Moucherolle à côtés olive

Contopus cooperi

Information sur l’espèce

Le Moucherolle à côtés olive (Contopus cooperi (Swainson) [anglais : Olive-sided Flycatcher] est un oiseau chanteur de taille moyenne d’une longueur de 18 à 20 cm. Les adultes ont le plumage gris-vert olive brunâtre profond sur le dessus, les côtés et les flancs, tandis que la gorge, le centre de la poitrine et le ventre sont blancs. Les ailes sont foncées et présentent des bandes alaires pâles indistinctes; le bec est gros. Le Moucherolle à côtés olive se distingue principalement par sa tendance à se percher bien en vue à la cime de grands arbres ou de grands chicots pour chercher sa nourriture et par son chant--un sifflement puissant de trois notes qui, aux oreilles d’un anglophone, semble dire « Quick, THREE BEERS! » (Vite! TROIS BIÈRES!).

Répartition

Le Moucherolle à côtés olive se reproduit dans presque toutes les régions boisées du Canada ainsi que dans l’ouest et le nord-est des États-Unis. Environ 54 p. 100 de son aire de reproduction se trouve au Canada. La répartition hivernale est plus restreinte et se trouve principalement au Panama et dans les Andes, depuis le Venezuela jusqu’au Pérou et à la Bolivie.

Habitat

Le Moucherolle à côtés olive est le plus souvent associé aux zones ouvertes contenant des arbres ou des chicots de grande taille qui serviront de perchoirs. Les zones ouvertes peuvent être des ouvertures forestières, des lisières de forêts situées à proximité d’ouvertures naturelles (comme les rivières, les fondrières, les bogs ou les marécages) ou d’origine humaine (comme les zones forestières exploitées), des forêts brûlées ou des peuplements forestiers mûrs ouverts ou semi-ouverts. Il a été démontré que les oiseaux nichant dans des habitats exploités ont un succès de reproduction nettement plus faible que ceux nichant dans des ouvertures naturelles (p. ex. des brûlis). En règle générale, l’habitat est soit une forêt de conifères soit une forêt mixte. Dans la forêt boréale, l’habitat propice est plus susceptible de se situer dans les terres humides ou à proximité de celles-ci.

Biologie

Les Moucherolles à côtés olive arrivent dans leurs aires de reproduction canadiennes entre avril et juin, mais surtout entre le milieu et la fin de mai. Ils sont monogames et les territoires sont généralement bien espacés. Les nids sont d’ordinaire établis dans des conifères. La taille moyenne de la couvée est de trois œufs et une seule nichée est élevée. Le succès de nidification semble élevé (de 65 p. 100 environ), bien qu’il n’existe aucune information sur le taux d’éclosion ou d’envol des oisillons. La durée de vie et la survie des adultes sont d’autres variables pour lesquelles il n’existe aucune information. La migration automnale commence dès la fin juillet, mais la plupart des oiseaux migrent vers les aires d’hivernage entre la mi-août et le début de septembre.
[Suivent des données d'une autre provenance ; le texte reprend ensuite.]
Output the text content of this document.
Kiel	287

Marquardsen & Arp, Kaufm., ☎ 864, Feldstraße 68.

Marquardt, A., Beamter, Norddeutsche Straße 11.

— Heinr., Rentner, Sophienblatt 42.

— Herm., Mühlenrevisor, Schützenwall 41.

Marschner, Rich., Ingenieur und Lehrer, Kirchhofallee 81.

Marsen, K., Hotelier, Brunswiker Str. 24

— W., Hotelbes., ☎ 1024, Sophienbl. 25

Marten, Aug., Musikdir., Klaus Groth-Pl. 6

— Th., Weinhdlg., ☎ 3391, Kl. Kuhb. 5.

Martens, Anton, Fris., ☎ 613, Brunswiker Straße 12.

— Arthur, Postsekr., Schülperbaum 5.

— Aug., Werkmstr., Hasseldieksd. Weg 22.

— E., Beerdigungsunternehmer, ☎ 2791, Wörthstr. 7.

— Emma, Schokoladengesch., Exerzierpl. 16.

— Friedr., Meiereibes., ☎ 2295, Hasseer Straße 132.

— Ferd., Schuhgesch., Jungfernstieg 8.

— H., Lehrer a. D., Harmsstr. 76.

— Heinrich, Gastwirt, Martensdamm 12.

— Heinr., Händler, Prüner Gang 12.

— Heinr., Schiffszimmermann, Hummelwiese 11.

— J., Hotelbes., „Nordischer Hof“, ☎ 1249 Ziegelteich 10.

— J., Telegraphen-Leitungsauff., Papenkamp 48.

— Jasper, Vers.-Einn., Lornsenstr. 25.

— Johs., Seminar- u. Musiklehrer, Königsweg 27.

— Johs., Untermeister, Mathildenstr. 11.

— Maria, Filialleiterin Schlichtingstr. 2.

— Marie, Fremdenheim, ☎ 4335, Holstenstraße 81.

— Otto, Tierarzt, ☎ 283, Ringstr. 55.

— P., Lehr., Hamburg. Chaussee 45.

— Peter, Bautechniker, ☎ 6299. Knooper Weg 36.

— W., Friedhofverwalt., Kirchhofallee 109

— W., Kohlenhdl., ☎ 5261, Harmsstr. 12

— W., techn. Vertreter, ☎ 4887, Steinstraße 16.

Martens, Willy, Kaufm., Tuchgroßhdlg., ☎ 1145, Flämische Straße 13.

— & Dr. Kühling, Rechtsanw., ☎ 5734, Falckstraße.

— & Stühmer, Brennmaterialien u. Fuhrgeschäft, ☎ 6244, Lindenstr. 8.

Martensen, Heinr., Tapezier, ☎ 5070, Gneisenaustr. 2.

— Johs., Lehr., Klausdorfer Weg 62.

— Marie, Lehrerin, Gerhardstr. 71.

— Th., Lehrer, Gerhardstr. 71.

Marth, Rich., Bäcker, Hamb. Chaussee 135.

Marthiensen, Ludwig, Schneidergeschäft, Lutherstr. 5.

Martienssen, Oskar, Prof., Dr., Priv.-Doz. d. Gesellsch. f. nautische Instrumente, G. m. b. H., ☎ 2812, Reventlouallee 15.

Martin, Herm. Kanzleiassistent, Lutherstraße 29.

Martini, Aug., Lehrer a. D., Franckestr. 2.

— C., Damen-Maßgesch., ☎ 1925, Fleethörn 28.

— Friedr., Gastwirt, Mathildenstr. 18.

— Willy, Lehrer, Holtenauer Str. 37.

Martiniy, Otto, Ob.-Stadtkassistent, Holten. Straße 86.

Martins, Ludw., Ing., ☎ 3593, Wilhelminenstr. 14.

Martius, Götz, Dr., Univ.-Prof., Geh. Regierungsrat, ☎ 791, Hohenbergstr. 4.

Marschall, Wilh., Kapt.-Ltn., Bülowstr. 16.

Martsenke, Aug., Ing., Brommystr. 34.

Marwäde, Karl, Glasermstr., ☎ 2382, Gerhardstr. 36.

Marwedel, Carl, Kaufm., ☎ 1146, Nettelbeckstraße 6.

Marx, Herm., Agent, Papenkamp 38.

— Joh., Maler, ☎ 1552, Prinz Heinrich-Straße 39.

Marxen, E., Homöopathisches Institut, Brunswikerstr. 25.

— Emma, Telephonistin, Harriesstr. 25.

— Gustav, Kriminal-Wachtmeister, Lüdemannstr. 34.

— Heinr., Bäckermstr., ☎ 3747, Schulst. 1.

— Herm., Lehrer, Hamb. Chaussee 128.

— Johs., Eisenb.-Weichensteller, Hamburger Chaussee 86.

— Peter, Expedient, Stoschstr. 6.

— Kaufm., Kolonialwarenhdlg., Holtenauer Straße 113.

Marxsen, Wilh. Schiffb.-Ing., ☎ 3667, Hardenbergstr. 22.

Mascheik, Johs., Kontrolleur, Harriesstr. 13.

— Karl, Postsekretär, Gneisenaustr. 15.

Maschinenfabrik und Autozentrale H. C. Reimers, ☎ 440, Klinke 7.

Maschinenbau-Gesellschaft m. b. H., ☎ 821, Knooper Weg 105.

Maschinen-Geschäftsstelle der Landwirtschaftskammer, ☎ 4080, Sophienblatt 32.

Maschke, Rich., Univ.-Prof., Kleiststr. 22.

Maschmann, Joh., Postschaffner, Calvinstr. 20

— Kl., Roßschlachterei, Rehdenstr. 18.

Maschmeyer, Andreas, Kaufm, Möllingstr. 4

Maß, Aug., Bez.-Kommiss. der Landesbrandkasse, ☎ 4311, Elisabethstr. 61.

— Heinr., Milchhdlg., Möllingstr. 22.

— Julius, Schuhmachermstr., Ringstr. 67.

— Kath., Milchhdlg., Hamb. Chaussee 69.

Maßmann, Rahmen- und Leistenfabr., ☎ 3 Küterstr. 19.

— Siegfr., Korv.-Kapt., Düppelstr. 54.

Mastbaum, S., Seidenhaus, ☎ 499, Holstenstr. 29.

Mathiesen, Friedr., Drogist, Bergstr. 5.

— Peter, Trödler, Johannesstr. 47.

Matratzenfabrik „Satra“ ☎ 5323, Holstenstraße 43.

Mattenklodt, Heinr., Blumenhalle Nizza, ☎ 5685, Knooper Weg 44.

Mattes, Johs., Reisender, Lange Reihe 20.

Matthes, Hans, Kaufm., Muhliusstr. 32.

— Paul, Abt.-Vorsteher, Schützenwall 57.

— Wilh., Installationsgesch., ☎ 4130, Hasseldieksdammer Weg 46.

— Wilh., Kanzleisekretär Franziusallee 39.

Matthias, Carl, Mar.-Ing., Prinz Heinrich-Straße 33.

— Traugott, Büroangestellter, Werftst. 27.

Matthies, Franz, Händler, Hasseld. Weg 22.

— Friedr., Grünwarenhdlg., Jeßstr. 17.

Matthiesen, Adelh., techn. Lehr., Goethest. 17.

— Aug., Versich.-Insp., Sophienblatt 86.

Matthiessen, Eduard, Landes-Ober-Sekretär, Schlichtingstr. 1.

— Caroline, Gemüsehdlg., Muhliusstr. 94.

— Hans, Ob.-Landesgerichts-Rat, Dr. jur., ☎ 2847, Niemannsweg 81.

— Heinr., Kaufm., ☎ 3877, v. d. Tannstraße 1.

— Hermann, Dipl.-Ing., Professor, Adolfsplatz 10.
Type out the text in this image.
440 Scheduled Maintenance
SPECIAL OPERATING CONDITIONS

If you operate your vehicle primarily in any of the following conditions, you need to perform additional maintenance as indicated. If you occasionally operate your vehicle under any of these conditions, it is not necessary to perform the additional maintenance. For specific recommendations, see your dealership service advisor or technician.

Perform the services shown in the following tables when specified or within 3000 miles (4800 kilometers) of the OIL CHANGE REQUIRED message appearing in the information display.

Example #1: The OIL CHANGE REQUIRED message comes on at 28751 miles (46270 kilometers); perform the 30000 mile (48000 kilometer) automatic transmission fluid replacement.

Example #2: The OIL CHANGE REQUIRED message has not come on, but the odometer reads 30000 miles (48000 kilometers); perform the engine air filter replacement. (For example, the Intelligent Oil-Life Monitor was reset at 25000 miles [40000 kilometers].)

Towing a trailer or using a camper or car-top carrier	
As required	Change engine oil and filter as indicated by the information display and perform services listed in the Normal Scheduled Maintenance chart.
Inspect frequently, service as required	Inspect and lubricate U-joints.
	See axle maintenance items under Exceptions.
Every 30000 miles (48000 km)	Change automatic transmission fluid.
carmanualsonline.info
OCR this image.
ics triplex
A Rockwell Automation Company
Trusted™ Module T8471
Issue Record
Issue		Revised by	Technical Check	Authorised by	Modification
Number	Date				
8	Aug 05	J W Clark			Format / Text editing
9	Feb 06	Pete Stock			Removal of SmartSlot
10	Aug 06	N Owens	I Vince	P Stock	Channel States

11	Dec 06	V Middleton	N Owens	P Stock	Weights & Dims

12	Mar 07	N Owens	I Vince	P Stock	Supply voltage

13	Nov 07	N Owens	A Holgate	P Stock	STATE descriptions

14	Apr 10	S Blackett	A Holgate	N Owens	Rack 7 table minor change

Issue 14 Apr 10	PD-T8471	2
Taille et tendances des populations

D’après les données du Relevé des oiseaux nicheurs (BBS), des déclins importants et généralisés seraient survenus au sein des populations de Moucherolles à côtés olive pour l’ensemble de l’Amérique du Nord et au Canada (déclin annuel de 4,0 p. 100 pour la période 1968-2006, déclin annuel de 3,3 p. 100 pour la période 1996-2006 et déclin total de 29 p. 100 au cours de cette décennie). L’Étude des populations d’oiseaux du Québec (ÉPOQ), faite à partir de feuillets d’observations, a également documenté un déclin dans la population de Moucherolles à côtés olive du Québec. En Ontario, le projet Atlas des oiseaux nicheurs de l’Ontario a permis de déceler un déclin de 7 p. 100 au sein de l’aire de reproduction entre les périodes 1981-1985 et 2001-2005.

Facteurs limitatifs et menaces

Les Moucherolles à côtés olive sont généralement associés à un couvert peu dense, ce qui donne à penser qu’ils pourraient réagir positivement à des activités d’aménagement forestier comme la récolte de bois. En effet, ils sont souvent plus abondants dans les peuplements de stade initial à intermédiaire suivant un incendie de forêt ou une récolte de bois commerciale. Le déclin continu des populations, malgré l’augmentation apparente du nombre d’habitats potentiels propices dans les aires de reproduction, est donc difficile à expliquer. Des études réalisées dans l’ouest des États-Unis donnent à penser que le succès de nidification est nettement plus faible dans les peuplements exploités que dans les peuplements poussant après un incendie. En raison de la répartition peu dense des populations, il est difficile de comprendre le rôle de l’aménagement forestier dans le déclin des populations canadiennes de Moucherolles à côtés olive.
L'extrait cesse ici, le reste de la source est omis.